F. Perego n'indique malheureusement pas de quelle levure il s'agit dans le procédé qu'il expose ni s'il faut une sorte de "mère" (voir mère de vinaigre) ou de "levure de boulangerie". Il termine en précisant que l'on peut faire réduire la décoction à feu doux, mais que de toute façon on obtient un résultat beaucoup plus sûr avec des oxydes de fer ou certains azoïques. Nous ne confirmons pas du tout cette information concernant les azoïques.

La réduction "comme en cuisine" peut éventuellement aider à chasser l'éthanol s'il en reste. On peut aussi bien laisser le liquide s'éventer à froid, étant donné la pression de vapeur de l'alcool (2,5 fois celle de l'eau). Quant à l'eau, on suppose que l'on n'en a pas tant mis au départ ! Et au pire il suffit de la laisser s'évaporer.
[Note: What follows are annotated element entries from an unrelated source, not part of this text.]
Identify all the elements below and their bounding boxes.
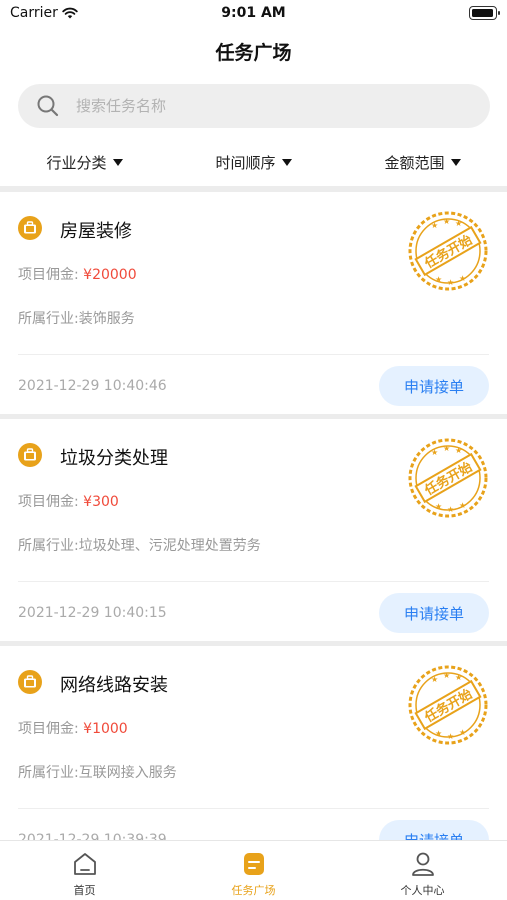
commission-label: 项目佣金: bbox=[18, 721, 79, 737]
task-time: 2021-12-29 10:40:46 bbox=[18, 378, 167, 394]
commission-amount: ¥300 bbox=[83, 494, 119, 510]
search-bar[interactable] bbox=[18, 84, 490, 128]
filter-label: 金额范围 bbox=[384, 153, 445, 172]
task-commission: 项目佣金: ¥20000 bbox=[18, 264, 137, 284]
page-title: 任务广场 bbox=[215, 42, 292, 64]
divider bbox=[18, 581, 489, 582]
briefcase-icon bbox=[18, 670, 42, 694]
tab-profile[interactable]: 个人中心 bbox=[338, 841, 507, 900]
svg-text:★: ★ bbox=[431, 221, 438, 230]
task-industry: 所属行业:垃圾处理、污泥处理处置劳务 bbox=[18, 538, 261, 554]
task-commission: 项目佣金: ¥1000 bbox=[18, 718, 128, 738]
task-start-stamp: ★ ★ ★ ★ ★ ★ 任务开始 bbox=[408, 211, 488, 291]
filter-bar: 行业分类 时间顺序 金额范围 bbox=[0, 140, 507, 184]
task-card[interactable]: 房屋装修 项目佣金: ¥20000 所属行业:装饰服务 ★ ★ ★ ★ ★ ★ … bbox=[0, 192, 507, 414]
briefcase-icon bbox=[18, 216, 42, 240]
task-title: 房屋装修 bbox=[60, 221, 132, 242]
divider bbox=[18, 354, 489, 355]
divider bbox=[18, 808, 489, 809]
filter-industry[interactable]: 行业分类 bbox=[0, 140, 169, 184]
commission-label: 项目佣金: bbox=[18, 267, 79, 283]
tab-label: 首页 bbox=[73, 884, 96, 897]
filter-amount-range[interactable]: 金额范围 bbox=[338, 140, 507, 184]
caret-down-icon bbox=[281, 158, 292, 166]
task-industry: 所属行业:互联网接入服务 bbox=[18, 765, 177, 781]
task-start-stamp: ★ ★ ★ ★ ★ ★ 任务开始 bbox=[408, 665, 488, 745]
svg-text:★: ★ bbox=[459, 728, 466, 737]
status-bar: Carrier 9:01 AM bbox=[0, 0, 507, 28]
caret-down-icon bbox=[450, 158, 461, 166]
svg-text:★: ★ bbox=[431, 675, 438, 684]
home-icon bbox=[73, 853, 96, 875]
svg-text:★: ★ bbox=[431, 448, 438, 457]
svg-text:★: ★ bbox=[435, 275, 442, 284]
filter-label: 行业分类 bbox=[46, 153, 107, 172]
svg-text:★: ★ bbox=[435, 729, 442, 738]
apply-button[interactable]: 申请接单 bbox=[379, 820, 489, 840]
svg-text:★: ★ bbox=[443, 217, 450, 226]
svg-text:★: ★ bbox=[447, 505, 454, 514]
tab-task-square[interactable]: 任务广场 bbox=[169, 841, 338, 900]
task-list[interactable]: 房屋装修 项目佣金: ¥20000 所属行业:装饰服务 ★ ★ ★ ★ ★ ★ … bbox=[0, 186, 507, 840]
apply-button[interactable]: 申请接单 bbox=[379, 593, 489, 633]
svg-text:★: ★ bbox=[455, 673, 462, 682]
task-card[interactable]: 垃圾分类处理 项目佣金: ¥300 所属行业:垃圾处理、污泥处理处置劳务 ★ ★… bbox=[0, 419, 507, 641]
task-time: 2021-12-29 10:40:15 bbox=[18, 605, 167, 621]
commission-label: 项目佣金: bbox=[18, 494, 79, 510]
svg-text:★: ★ bbox=[447, 732, 454, 741]
commission-amount: ¥20000 bbox=[83, 267, 137, 283]
search-input[interactable] bbox=[76, 97, 456, 115]
task-card[interactable]: 网络线路安装 项目佣金: ¥1000 所属行业:互联网接入服务 ★ ★ ★ ★ … bbox=[0, 646, 507, 840]
tab-label: 个人中心 bbox=[400, 884, 445, 897]
svg-text:★: ★ bbox=[459, 274, 466, 283]
task-title: 垃圾分类处理 bbox=[60, 448, 168, 469]
battery-icon bbox=[469, 6, 500, 20]
apply-button[interactable]: 申请接单 bbox=[379, 366, 489, 406]
svg-text:★: ★ bbox=[447, 278, 454, 287]
svg-text:★: ★ bbox=[443, 671, 450, 680]
status-time: 9:01 AM bbox=[221, 5, 286, 21]
filter-label: 时间顺序 bbox=[215, 153, 276, 172]
task-square-icon bbox=[243, 853, 264, 875]
tab-home[interactable]: 首页 bbox=[0, 841, 169, 900]
caret-down-icon bbox=[112, 158, 123, 166]
task-time: 2021-12-29 10:39:39 bbox=[18, 832, 167, 840]
svg-text:★: ★ bbox=[455, 219, 462, 228]
svg-text:★: ★ bbox=[459, 501, 466, 510]
search-icon bbox=[36, 94, 60, 118]
svg-text:★: ★ bbox=[435, 502, 442, 511]
commission-amount: ¥1000 bbox=[83, 721, 128, 737]
profile-icon bbox=[411, 852, 434, 876]
svg-text:★: ★ bbox=[455, 446, 462, 455]
briefcase-icon bbox=[18, 443, 42, 467]
filter-time-order[interactable]: 时间顺序 bbox=[169, 140, 338, 184]
task-industry: 所属行业:装饰服务 bbox=[18, 311, 135, 327]
task-title: 网络线路安装 bbox=[60, 675, 168, 696]
tab-bar: 首页 任务广场 个人中心 bbox=[0, 840, 507, 900]
svg-text:★: ★ bbox=[443, 444, 450, 453]
task-start-stamp: ★ ★ ★ ★ ★ ★ 任务开始 bbox=[408, 438, 488, 518]
tab-label: 任务广场 bbox=[231, 884, 276, 897]
task-commission: 项目佣金: ¥300 bbox=[18, 491, 119, 511]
Pour en savoir plus il faudrait sûrement lire Dominique Cardon, ou bien effectuer une batterie de tests de longue durée.

 

 

Noyers dans l'alcool

 

 

Donc de toute façon on obtient d'une manière ou d'une autre une sorte de concentré de tanins qu'il vaudrait mieux ne pas chauffer outre mesure lors de la préparation si l'on veut garder quelques assemblages moléculaires intacts. En effet, nous sommes en présence d'une chimie très fine, très compliquée.

 

 

On ne sait pas tout du brou de noix

 

 

L'inositol semblerait jouer un rôle très important dans la formation de polymères (de gros polymères biologiques) selon des études récentes (des années 10) dont il n'est pas difficile de trouver la trace sur le réseau.

 

Quant au juglon (ou juglone), il est sur la sellette, tantôt considéré comme une prometteuse substance anti-cancéreuse, tantôt comme poison (plutôt dans la littérature américaine, comme toujours). Un sujet pointu en biochimie.

 

Donc dire "le brou de noix, on ne sait pas encore très bien comment ça marche" est un euphémisme.

 

 

Même sans aller aussi loin, en guise de conclusion, avant d'appliquer une peinture au-dessus de votre brou de noix il faudrait vraiment établir de quoi il est composé. Et surtout à quel produit il est associé : mordant ou liant, lequel, ou bien ni l'un ni l'autre. Vous pouvez réaliser quelques essais sur des échantillons, ou bien trancher la question en substituant au brou une peinture plus standard, compatible avec celle que vous souhaitez appliquer au-dessus. En fait c'est certainement la meilleure solution, même si elle n'est pas aussi poétique. Mais il faut être clair : avec un brou indéterminé il vous faudra beaucoup de temps et d'efforts pour savoir à quoi vous en tenir.

 

 

Un sujet dans le vent et même plutôt "hi-tech" en biochimie.

 

 

Habituellement de nos jours, le brou de noix n'est utilisé que pour les études ou la décoration et malheureusement on a tendance à le confondre avec une encre ou une teinture alors qu'il n'est (produits commerciaux mis à part) qu'un concentré de tanins. Comme du thé ou du vin.